We don't make endorsements, but beware politicians' promises about individual bus routes.
Melbourne transit guru Daniel Bowen confirms that nobody is threatening to cancel the 822. The other team's plan involves removing some twists and turns on neighborhood streets, so that the route runs faster and is useful to more people. As usual, that plan asks some people to walk further to a more useful service, as virtually any access-improving network design will do.
Those changes are fair game for debate, but remember: If you want to "save" every existing bus route exactly as it is, forever, then you're against almost any coherent plan and cost-effective plan to update and improve your transit network. This and this, for example, would have been impossible!

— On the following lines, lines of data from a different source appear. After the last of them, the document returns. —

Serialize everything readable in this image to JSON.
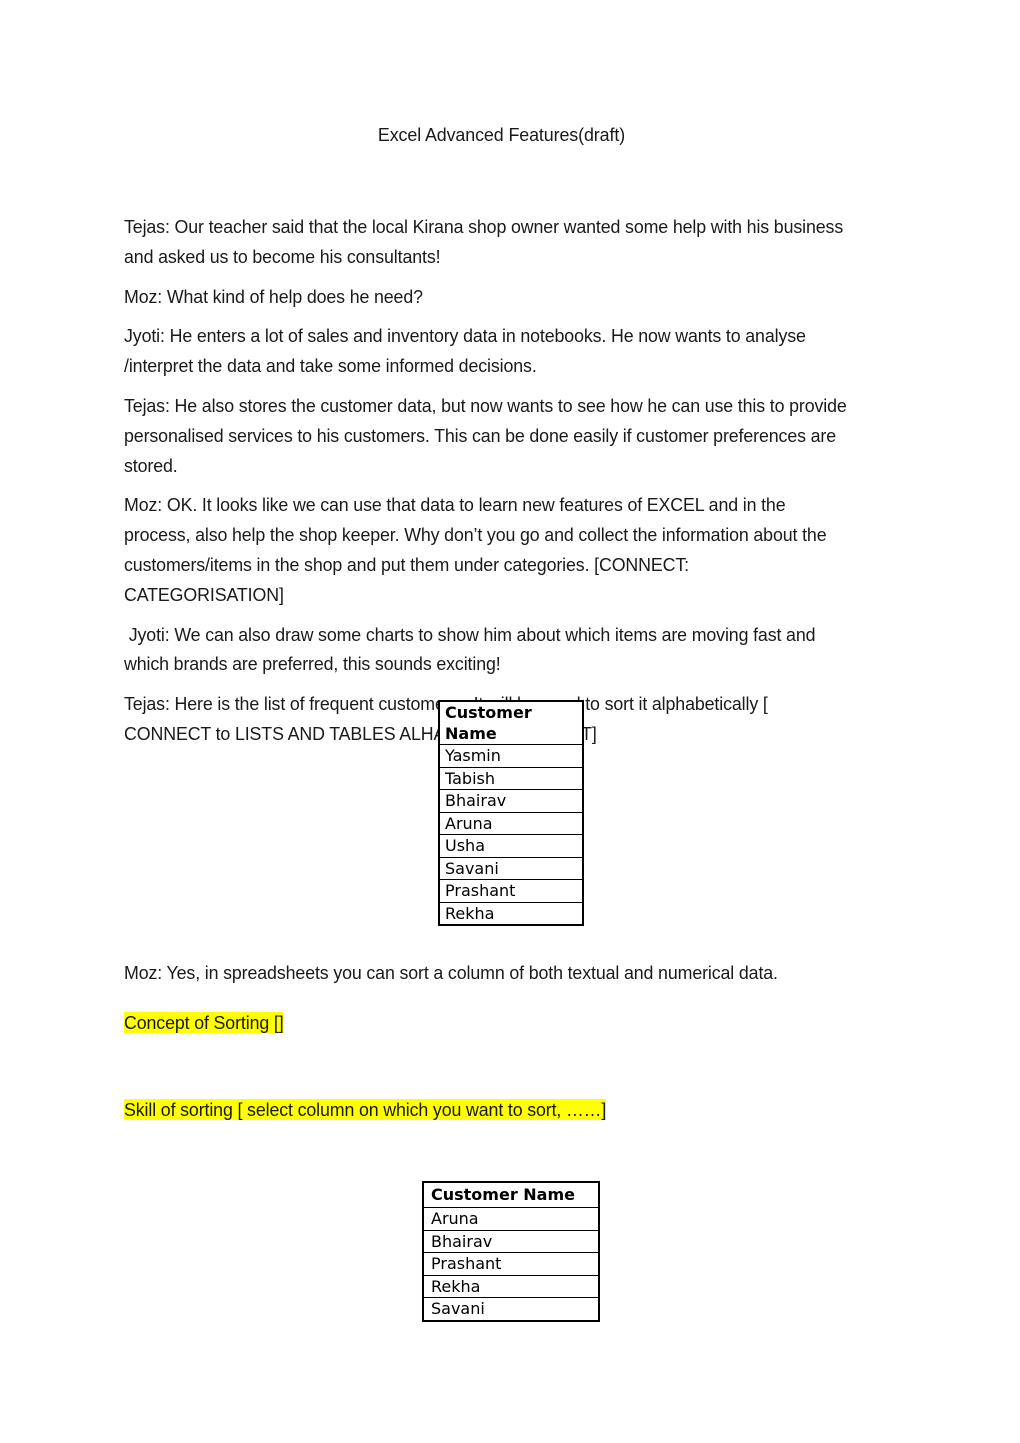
{
  "document": {
    "title": "Excel Advanced Features(draft)",
    "paragraphs": [
      {
        "id": "p-tejas-1",
        "speaker": "Tejas",
        "text": "Tejas: Our teacher said that the local Kirana shop owner wanted some help with his business and asked us to become his consultants!"
      },
      {
        "id": "p-moz-1",
        "speaker": "Moz",
        "text": "Moz: What kind of help does he need?"
      },
      {
        "id": "p-jyoti-1",
        "speaker": "Jyoti",
        "text": "Jyoti: He enters a lot of sales and inventory data in notebooks. He now wants to analyse /interpret the data and take some informed decisions."
      },
      {
        "id": "p-tejas-2",
        "speaker": "Tejas",
        "text": "Tejas: He also stores the customer data, but now wants to see how he can use this to provide personalised services to his customers. This can be done easily if customer preferences are stored."
      },
      {
        "id": "p-moz-2",
        "speaker": "Moz",
        "text": "Moz: OK. It looks like we can use that data to learn new features of EXCEL and in the process, also help the shop keeper. Why don’t you go and collect the information about the customers/items in the shop and put them under categories. [CONNECT: CATEGORISATION]"
      },
      {
        "id": "p-jyoti-2",
        "speaker": "Jyoti",
        "text": " Jyoti: We can also draw some charts to show him about which items are moving fast and which brands are preferred, this sounds exciting!"
      },
      {
        "id": "p-tejas-3",
        "speaker": "Tejas",
        "text": "Tejas: Here is the list of frequent customers.  It will be good to sort it alphabetically [ CONNECT to LISTS AND TABLES ALHABETICALLY SORT]"
      }
    ],
    "paragraph_after_table": {
      "id": "p-moz-3",
      "speaker": "Moz",
      "text": "Moz: Yes, in spreadsheets you can sort a column of both textual and numerical data."
    },
    "highlighted_lines": [
      {
        "id": "concept-of-sorting",
        "text": "Concept of Sorting []",
        "highlight_color": "#FFFF00"
      },
      {
        "id": "skill-of-sorting",
        "text": "Skill of sorting [ select column on which you want to sort, ……]",
        "highlight_color": "#FFFF00"
      }
    ],
    "tables": [
      {
        "id": "customer-unsorted",
        "header": "Customer Name",
        "rows": [
          "Yasmin",
          "Tabish",
          "Bhairav",
          "Aruna",
          "Usha",
          "Savani",
          "Prashant",
          "Rekha"
        ]
      },
      {
        "id": "customer-sorted",
        "header": "Customer Name",
        "rows": [
          "Aruna",
          "Bhairav",
          "Prashant",
          "Rekha",
          "Savani"
        ]
      }
    ]
  }
}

Without looking at a map of this route and its geography, I wonder how many of these diversions could be rectified with a better connected street grid, thus allowing for intersecting lines to cover these areas rather than diverting the main through route.
At least it’s an issue at all. It shows that the transit riders in Bentleigh (Australia?) have political representation, unlike in the us, despite the recent slew of neat little streetcar lines being built.
This is a standard problem in politics. People seem to be absolutely hard-wired to never consider opportunity costs. I’ve seen it happen time and again, and I swear that you have to put a revolver to the side of most people’s heads, pull back on the hammer and start tightening the trigger before they will hear you talk about opportunity costs. 🙁
Many deviations are there because the streets in the street grid that do connect are, for varying reasons, not conducive to transit service.